Measuring transepidermal water loss: a comparative in vivo study of condenser-chamber, unventilated-chamber and open-chamber systems
Two main systems have been utilized for measuring transepidermal water loss (TEWL): open chamber and closed chamber. Yet, further validation and standardization studies may be necessary to reveal the sensitivity, precision, and robustness of these instruments. Methods:
Three instruments are compared for their applicability to assess TEWL: unventilated chamber, open chamber and condenser chamber. The comparative study was performed on human forearm skin (n=6), in the normal condition (baseline), and after (1) 10 tape strippings on both arms, (2) moisturizer cream (Eucerin®) and petrolatum application for 1 h, and (3) 1% sodium lauryl sulfate (SLS) aqueous solution and distilled water (as control) application for 20 min. Results:
The condenser-chamber system, was the only device among these three that could show the effect of tape stripping on TEWL values as compared with baseline (P<0.001). The effect of moisturization, in terms of % change of TEWL values after application of cream and petrolatum, did not show significant difference between devices (P>0.05). However, only the values obtained from condenser-chamber device revealed a highly significant change as compared with baseline (P<0.001).
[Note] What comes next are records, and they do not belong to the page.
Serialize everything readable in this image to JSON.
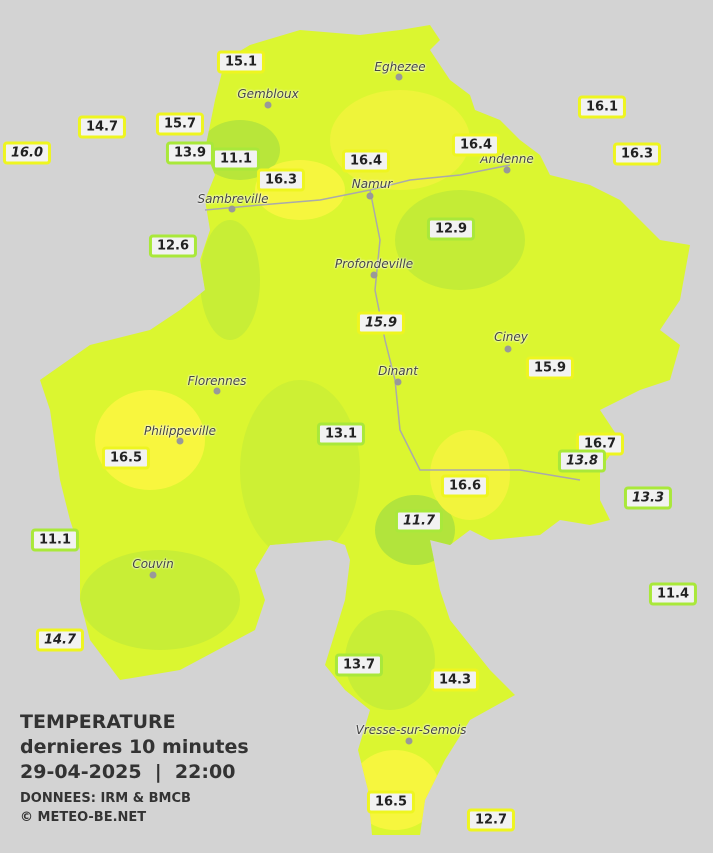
{
  "stations": [
    "15.1",
    "16.1",
    "14.7",
    "15.7",
    "16.0",
    "13.9",
    "11.1",
    "16.4",
    "16.3",
    "16.4",
    "16.3",
    "12.6",
    "12.9",
    "15.9",
    "15.9",
    "13.1",
    "16.5",
    "16.7",
    "13.8",
    "16.6",
    "13.3",
    "11.7",
    "11.1",
    "11.4",
    "14.7",
    "13.7",
    "14.3",
    "16.5",
    "12.7"
  ],
  "towns": [
    "Eghezee",
    "Gembloux",
    "Andenne",
    "Namur",
    "Sambreville",
    "Profondeville",
    "Ciney",
    "Dinant",
    "Florennes",
    "Philippeville",
    "Couvin",
    "Vresse-sur-Semois"
  ],
  "legend": {
    "title": "TEMPERATURE",
    "subtitle": "dernieres 10 minutes",
    "datetime": "29-04-2025  |  22:00",
    "source": "DONNEES: IRM & BMCB",
    "copyright": "© METEO-BE.NET"
  }
}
Condenser-chamber system could also discriminate between the effect of moisturizer and petrolatum on TEWL values (P<0.05). The change of TEWL values after SLS application was shown to be significant by unventilated and condenser-chamber systems (P<0.05). However, none of the devices differentiated between the effect of water and 1% SLS solution applied for 20 min. The values obtained from all three instruments correlate well with each other (P<0.001). Conclusion:
Our results highlight the differences between two closed-chamber TEWL measurement instruments, which are designed based on different measurement principles. This may provide insights to find the best practice to improve the quality, precision and sensitivity of the measurements.